En bref
- Kor revient en live-action dans Strange New Worlds
- Le personnage renvoie au tout premier ennemi klingon
- Son design relance un vieux problème de canon
Le vrai événement, ici, n’est pas seulement un caméo. C’est le retour de Kor, celui qui ouvrait la porte aux Klingons dès la série originale de Star Trek. Dans « An Errand of Mercy », incarné par John Colicos, il était le premier grand adversaire klingon montré à l’écran, celui qui installait cette rivalité avec la Fédération comme une allégorie de guerre froide.
Le retour d’un visage fondateur
Avec l’épisode 4 de la saison 4 de Strange New Worlds, « A Case of Chiaroscuro », Kor refait surface en territoire klingon. Et ce n’est pas un clin d’œil gratuit. Le personnage reprend presque la même fonction qu’à ses débuts, celle d’un commandant militaire à la tête d’une occupation.
Il y a même une continuité de ton assez fine. Dès la série originale, Kor n’était pas un méchant plat. Il respectait Kirk comme adversaire, avec cette idée très klingonne de l’honneur qui deviendra centrale plus tard. On l’avait donc rangé, un peu vite, dans la case du vilain simple. Pas tout à fait juste.

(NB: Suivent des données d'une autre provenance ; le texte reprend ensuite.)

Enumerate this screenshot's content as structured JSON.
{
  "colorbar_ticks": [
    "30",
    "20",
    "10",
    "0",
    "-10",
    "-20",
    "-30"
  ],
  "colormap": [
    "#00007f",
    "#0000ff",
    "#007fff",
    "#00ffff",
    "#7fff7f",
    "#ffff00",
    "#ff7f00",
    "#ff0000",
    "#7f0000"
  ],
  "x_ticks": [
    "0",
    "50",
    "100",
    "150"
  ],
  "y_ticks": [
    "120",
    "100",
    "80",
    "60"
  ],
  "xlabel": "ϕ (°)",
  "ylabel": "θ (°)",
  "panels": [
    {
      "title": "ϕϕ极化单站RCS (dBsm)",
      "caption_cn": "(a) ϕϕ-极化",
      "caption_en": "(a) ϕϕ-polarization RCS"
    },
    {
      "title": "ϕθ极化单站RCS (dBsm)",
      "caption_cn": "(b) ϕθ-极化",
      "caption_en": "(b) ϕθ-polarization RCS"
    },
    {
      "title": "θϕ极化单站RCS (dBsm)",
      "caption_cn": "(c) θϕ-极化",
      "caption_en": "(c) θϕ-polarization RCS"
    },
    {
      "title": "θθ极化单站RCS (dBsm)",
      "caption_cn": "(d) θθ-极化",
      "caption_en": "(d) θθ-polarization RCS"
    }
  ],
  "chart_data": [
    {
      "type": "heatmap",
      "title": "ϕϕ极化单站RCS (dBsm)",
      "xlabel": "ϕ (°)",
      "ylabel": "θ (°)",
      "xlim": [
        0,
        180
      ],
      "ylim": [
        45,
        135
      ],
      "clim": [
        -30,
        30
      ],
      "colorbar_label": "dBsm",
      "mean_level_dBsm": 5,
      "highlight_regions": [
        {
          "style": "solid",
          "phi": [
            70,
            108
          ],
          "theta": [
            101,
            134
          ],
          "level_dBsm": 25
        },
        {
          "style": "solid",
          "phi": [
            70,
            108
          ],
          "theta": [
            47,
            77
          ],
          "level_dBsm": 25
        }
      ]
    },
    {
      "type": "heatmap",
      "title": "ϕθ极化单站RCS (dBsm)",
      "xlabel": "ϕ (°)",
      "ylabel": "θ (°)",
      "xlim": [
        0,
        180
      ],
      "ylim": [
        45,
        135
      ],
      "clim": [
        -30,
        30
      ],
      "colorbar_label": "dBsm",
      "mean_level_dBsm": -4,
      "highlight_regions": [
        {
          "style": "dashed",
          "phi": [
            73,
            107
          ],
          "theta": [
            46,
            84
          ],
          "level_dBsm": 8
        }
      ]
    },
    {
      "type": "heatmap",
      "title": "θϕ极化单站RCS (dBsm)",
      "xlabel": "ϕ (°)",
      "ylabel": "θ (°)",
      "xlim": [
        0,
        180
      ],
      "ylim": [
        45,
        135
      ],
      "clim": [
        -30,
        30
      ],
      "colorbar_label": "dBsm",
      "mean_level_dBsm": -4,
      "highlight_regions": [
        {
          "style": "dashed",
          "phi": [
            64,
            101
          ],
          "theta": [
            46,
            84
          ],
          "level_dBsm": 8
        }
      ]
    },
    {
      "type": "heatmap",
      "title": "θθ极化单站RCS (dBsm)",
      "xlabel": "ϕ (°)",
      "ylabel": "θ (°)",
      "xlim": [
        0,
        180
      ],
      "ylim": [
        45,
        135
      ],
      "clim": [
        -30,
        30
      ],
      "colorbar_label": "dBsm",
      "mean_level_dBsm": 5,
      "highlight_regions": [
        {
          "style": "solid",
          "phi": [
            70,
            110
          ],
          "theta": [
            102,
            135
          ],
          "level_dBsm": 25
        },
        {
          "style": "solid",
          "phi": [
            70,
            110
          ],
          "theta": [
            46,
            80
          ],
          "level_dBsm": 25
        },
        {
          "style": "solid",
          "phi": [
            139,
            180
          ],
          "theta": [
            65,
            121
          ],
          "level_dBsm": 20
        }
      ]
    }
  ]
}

Un épisode qui rejoue les vieux conflits
Cette fois, l’Enterprise entre en zone klingonne pour récupérer une sonde de la Fédération. Una, Uhura et le docteur M’Benga se retrouvent coincés sur une planète occupée par l’Empire klingon, puis embarqués auprès d’une résistance locale.
L’épisode pousse même le style assez loin, avec une ambiance de thriller hollywoodien ancien et une image en noir et blanc, expliquée dans l’univers par la lumière de l’étoile du système. Et Kor ne se contente pas d’être là. Il soumet aussi Uhura à un scanner mental, un détail qui renvoie directement à ce qu’il menaçait déjà de faire subir à Kirk dans « An Errand of Mercy ».
De la série originale à Deep Space Nine, la trajectoire de Kor
Entre-temps, le personnage a vécu plus qu’une simple réapparition nostalgique. Dans The Animated Series, il revient déjà, mais doublé par James Doohan, la production étant alors avare en comédiens. Puis, bien plus tard, John Colicos reprend enfin le rôle dans Deep Space Nine.
Et là, changement d’échelle. Au XXIVe siècle, la Fédération et les Klingons sont alliés, comme l’annonçaient les Organiens. Kor devient une légende vivante. Deep Space Nine épaissit encore son passé, en le reliant à la famille royale klingonne et à son mépris ancien envers le jeune Martok, futur chancelier.
Pourquoi ce caméo complique encore les Klingons
Mais ce retour pose aussi un problème très concret de continuité. Dans la série originale, les Klingons ressemblaient presque à des humains. Plus tard, les films puis The Next Generation leur ont donné les fameuses crêtes frontales.
Deep Space Nine avait préféré en rire. Enterprise, elle, a tenté de rationaliser l’écart avec une peste virale qui rendait les Klingons plus humains au XXIIIe siècle. Sauf que Discovery puis Strange New Worlds ont largement contourné cette explication. Résultat, Kor semble avoir une crête en 2260, ne plus en avoir en 2267, puis la retrouver ensuite. Pas très propre, clairement.
Reste que le choix se comprend. Pour le public actuel, un Klingon a ce visage-là. Et ce détail dit quelque chose de plus large sur Star Trek, qui préfère parfois la lisibilité visuelle à la couture parfaite du canon.